Thank you.
Thank you very much, Minister, for being here. Thank you for all the work you are doing.
I'm very happy you mentioned sexual health and reproductive rights in your opening remarks. This is something we know: There is retrenchment on this, and backsliding, south of the border and in many countries around the world, in the last few years.
I'm reminded of when I was working, in 2010, during the Harper government, on a global project on women's rights. I had regional centres on different continents. The head of the sub-Saharan Africa program who was working with me—her name was also Maryam, by chance—looked at me one day and said, “Anita, Canadians are hypocrites.”

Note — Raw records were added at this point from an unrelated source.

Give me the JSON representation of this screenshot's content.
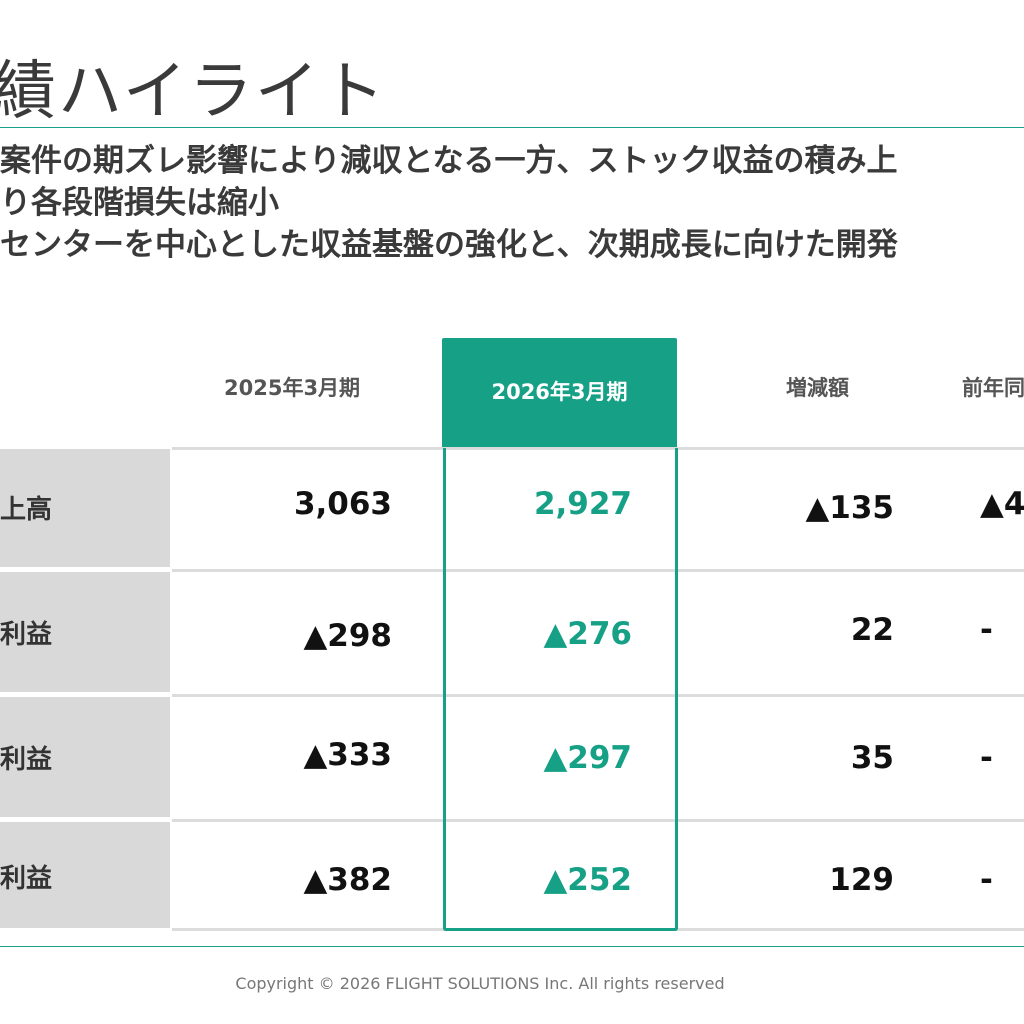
{
  "title": "績ハイライト",
  "bullets": [
    "案件の期ズレ影響により減収となる一方、ストック収益の積み上",
    "り各段階損失は縮小",
    "センターを中心とした収益基盤の強化と、次期成長に向けた開発"
  ],
  "table": {
    "columns": [
      "2025年3月期",
      "2026年3月期",
      "増減額",
      "前年同"
    ],
    "rows": [
      {
        "label": "売上高",
        "prev": "3,063",
        "curr": "2,927",
        "diff": "▲135",
        "yoy": "▲4"
      },
      {
        "label": "業利益",
        "prev": "▲298",
        "curr": "▲276",
        "diff": "22",
        "yoy": "-"
      },
      {
        "label": "常利益",
        "prev": "▲333",
        "curr": "▲297",
        "diff": "35",
        "yoy": "-"
      },
      {
        "label": "純利益",
        "prev": "▲382",
        "curr": "▲252",
        "diff": "129",
        "yoy": "-"
      }
    ]
  },
  "colors": {
    "accent": "#16a085",
    "label_bg": "#d9d9d9",
    "grid": "#dcdcdc"
  },
  "footer": "Copyright ©  2026 FLIGHT SOLUTIONS Inc. All rights reserved"
}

I was stunned, and more than a little embarrassed. I said, “Why would you say that?”
She said, “It's because I studied at McGill, and I know that Canadian women have reproductive rights, but with your government”—this was the Harper government—“you don't believe that we African women deserve the same thing.”
In her hometown, there had been a clinic for 40 years, funded by CIDA. It was a Canadian clinic. Overnight, with no warning, that clinic was closed, for the sole reason that they provided abortion, as one of the options they gave to women, on reproductive rights.
That was probably the first moment I realized that if I was really going to make a difference in the world, I needed to come back to Canada and run. I did run, in the 2011 election, because I realized that our global reputation regarding what we espouse, in terms of where Canada was on rights, was being undermined.
In the nine years that have intervened since that time, and particularly since we came to power in 2015, what have we done to change that situation, so that Canadians are no longer viewed by the world's women as hypocrites?